Development of respirable rifampicin loaded bovine serum albumin formulation for the treatment of pulmonary tuberculosis

Abstract

Rifampicin (RIF) is the first-line drug used for the treatment of tuberculosis. The limitations of this high dose drug can be strategically tackled by dose reduction. Rifampicin loaded bovine serum albumin nanoparticles (RIF-BSA NPs) were prepared by desolvation method using 1-ethyl-3-(3-dimethylaminopropyl)carbodiimide (EDC) as the cross-linking agent. Use of EDC reduced the time for cross-linking and simplified the preparation method. The prepared formulation showed particle size of 232 ± 5.4 nm, zeta potential of −30.1 ± 0.2 mV, entrapment efficiency (EE) 86.2 ± 3.9% with 30.4 ± 2.7% drug loading (DL). A biphasic in vitro release pattern was observed for RIF-BSA NPs with initial burst release followed by sustained release for 72 h.
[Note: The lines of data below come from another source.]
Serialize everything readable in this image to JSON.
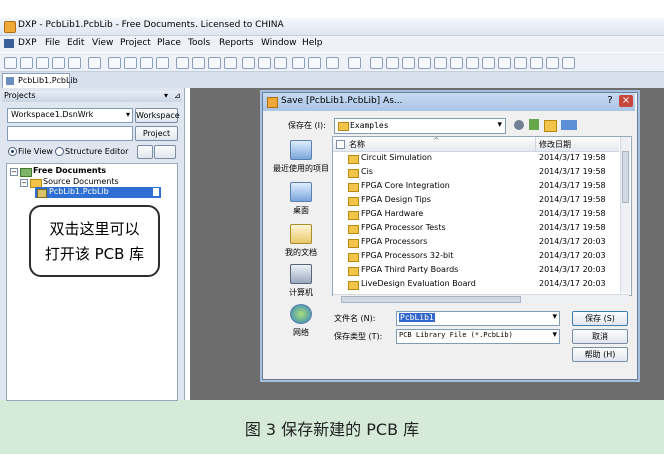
{
  "window": {
    "title": "DXP - PcbLib1.PcbLib - Free Documents. Licensed to CHINA"
  },
  "menu": [
    "DXP",
    "File",
    "Edit",
    "View",
    "Project",
    "Place",
    "Tools",
    "Reports",
    "Window",
    "Help"
  ],
  "document_tab": "PcbLib1.PcbLib",
  "projects_panel": {
    "header": "Projects",
    "workspace_select": "Workspace1.DsnWrk",
    "workspace_button": "Workspace",
    "project_button": "Project",
    "view_file": "File View",
    "view_structure": "Structure Editor",
    "tree": {
      "root": "Free Documents",
      "folder": "Source Documents",
      "file": "PcbLib1.PcbLib"
    }
  },
  "callout": {
    "line1": "双击这里可以",
    "line2": "打开该 PCB 库"
  },
  "dialog": {
    "title": "Save [PcbLib1.PcbLib] As...",
    "save_in_label": "保存在 (I):",
    "save_in_value": "Examples",
    "column_name": "名称",
    "column_date": "修改日期",
    "places": [
      "最近使用的项目",
      "桌面",
      "我的文档",
      "计算机",
      "网络"
    ],
    "files": [
      {
        "name": "Circuit Simulation",
        "date": "2014/3/17 19:58"
      },
      {
        "name": "Cis",
        "date": "2014/3/17 19:58"
      },
      {
        "name": "FPGA Core Integration",
        "date": "2014/3/17 19:58"
      },
      {
        "name": "FPGA Design Tips",
        "date": "2014/3/17 19:58"
      },
      {
        "name": "FPGA Hardware",
        "date": "2014/3/17 19:58"
      },
      {
        "name": "FPGA Processor Tests",
        "date": "2014/3/17 19:58"
      },
      {
        "name": "FPGA Processors",
        "date": "2014/3/17 20:03"
      },
      {
        "name": "FPGA Processors 32-bit",
        "date": "2014/3/17 20:03"
      },
      {
        "name": "FPGA Third Party Boards",
        "date": "2014/3/17 20:03"
      },
      {
        "name": "LiveDesign Evaluation Board",
        "date": "2014/3/17 20:03"
      }
    ],
    "filename_label": "文件名 (N):",
    "filename_value": "PcbLib1",
    "filetype_label": "保存类型 (T):",
    "filetype_value": "PCB Library File (*.PcbLib)",
    "save_button": "保存 (S)",
    "cancel_button": "取消",
    "help_button": "帮助 (H)"
  },
  "caption": "图 3  保存新建的 PCB 库"
}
A dry powder inhaler (DPI) formulation was then obtained using spray drying. The mass median aerodynamic diameter (MMAD) and fine particle fraction (FPF) were found to be 3.21 ± 1.2 μm and 52.49 ± 3.6%, respectively after characterization using Anderson cascade impactor. The attained results confirm suitability of the designed formulation for pulmonary delivery of RIF. RIF-BSA NPs demonstrated enhanced in vitro therapeutic efficacy assessed by MTb killing assay compared to the free drug suggesting the possibility for dose reduction. Further, FITC-labelled RIF BSA NPs could be efficiently taken up by RAW264.7 cells infected with Mycobacterium tuberculosis (H37rv), as confirmed using fluorescence microscopy. The results obtained from these studies suggest that the use of RIF-BSA NPs DPI formulation can be a promising strategy for the treatment of pulmonary tuberculosis.